Выше всего ценился виноградный конфитюр: приятно склизкая, убийственно сладкая сплошная химия. Второе место занимал клубничный джем. Остальное считалось дрянью. Вот, например, малиновый…

Тут выяснилось, что я уже точно не помню, за что именно мы так ненавидели малиновый джем. Поэтому в тот же вечер, придя домой, я позвонила своей подруге. Она тоже писательница — очень талантливая, очень успешная и с кучей неврозов. Пожалуй, у нее и таланта, и неврозов больше, чем у всех остальных моих знакомых.

Я спросила:

— Помнишь, когда мы завтракали в школе, виноградный конфитюр все любили, клубничный джем считался ничего, а малиновый вообще был за гранью добра и зла? Как тебе сейчас кажется, почему?

И подруга выдала длинный, страстный, довольно бессвязный монолог о том, что в малиновом джеме всего было слишком много. Например, зернышек в одной ложке. В нашем детстве был очень популярен фильм «Вторжение похитителей тел»[24]. Там у землян появлялись двойники-инопланетяне, вырастающие в огромных стручках, как бобы. Семена растений занесены на Землю из другой галактики. Вот зернышки в малиновом джеме и напоминали моей подруге эти «семена зла».

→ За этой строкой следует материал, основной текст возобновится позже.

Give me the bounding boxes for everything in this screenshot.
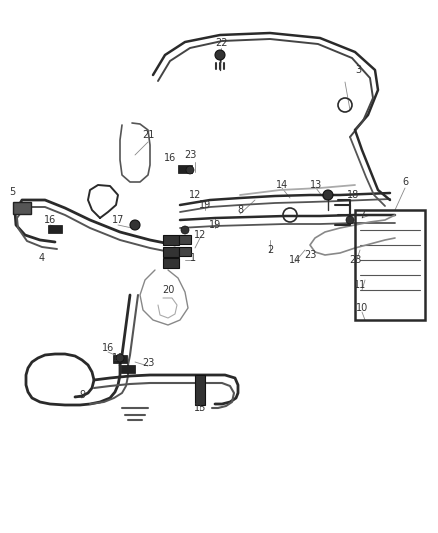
Circle shape — [323, 190, 333, 200]
Text: 21: 21 — [142, 130, 154, 140]
Text: 23: 23 — [349, 255, 361, 265]
Text: 23: 23 — [304, 250, 316, 260]
Text: 10: 10 — [356, 303, 368, 313]
Text: 4: 4 — [39, 253, 45, 263]
Bar — [121, 365, 135, 373]
Bar — [179, 235, 191, 244]
Text: 6: 6 — [402, 177, 408, 187]
Bar — [355, 210, 425, 320]
Circle shape — [215, 50, 225, 60]
Text: 14: 14 — [276, 180, 288, 190]
Text: 1: 1 — [190, 253, 196, 263]
Bar — [13, 202, 31, 214]
Text: 23: 23 — [142, 358, 154, 368]
Text: 18: 18 — [347, 190, 359, 200]
Text: 16: 16 — [164, 153, 176, 163]
Bar — [48, 225, 62, 233]
Text: 5: 5 — [9, 187, 15, 197]
Bar — [163, 235, 179, 245]
Bar — [163, 258, 179, 268]
Text: 16: 16 — [44, 215, 56, 225]
Bar — [179, 247, 191, 256]
Text: 17: 17 — [112, 215, 124, 225]
Text: 15: 15 — [194, 403, 206, 413]
Circle shape — [116, 354, 124, 362]
Text: 16: 16 — [112, 353, 124, 363]
Text: 20: 20 — [162, 285, 174, 295]
Circle shape — [181, 226, 189, 234]
Bar — [178, 165, 192, 173]
Text: 9: 9 — [79, 390, 85, 400]
Text: 8: 8 — [237, 205, 243, 215]
Text: 12: 12 — [189, 190, 201, 200]
Text: 22: 22 — [215, 38, 227, 48]
Text: 2: 2 — [267, 245, 273, 255]
Circle shape — [186, 166, 194, 174]
Text: 23: 23 — [184, 150, 196, 160]
Circle shape — [346, 216, 354, 224]
Text: 16: 16 — [102, 343, 114, 353]
Text: 7: 7 — [359, 210, 365, 220]
Text: 19: 19 — [199, 200, 211, 210]
Bar — [163, 247, 179, 257]
Text: 3: 3 — [355, 65, 361, 75]
Text: 12: 12 — [194, 230, 206, 240]
Text: 19: 19 — [209, 220, 221, 230]
Circle shape — [130, 220, 140, 230]
Bar — [195, 375, 205, 405]
Text: 13: 13 — [310, 180, 322, 190]
Text: 11: 11 — [354, 280, 366, 290]
Bar — [113, 355, 127, 363]
Text: 14: 14 — [289, 255, 301, 265]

Еще подруга вспомнила про абрикосовый джем, который был даже хуже малинового. Я не думала об этом лет тридцать, но тут все детали всплыли у меня в голове с ужасающей четкостью. Абрикосовый джем был невероятно похож на клей или какую-то липкую слизь. Но почему-то вы непременно получали его в те дни, когда завтрак собирал папа. Все отцы обожали абрикосовый джем, уж не знаю почему. Дочь Фрейда, наверное, много чего могла бы сказать по этому поводу.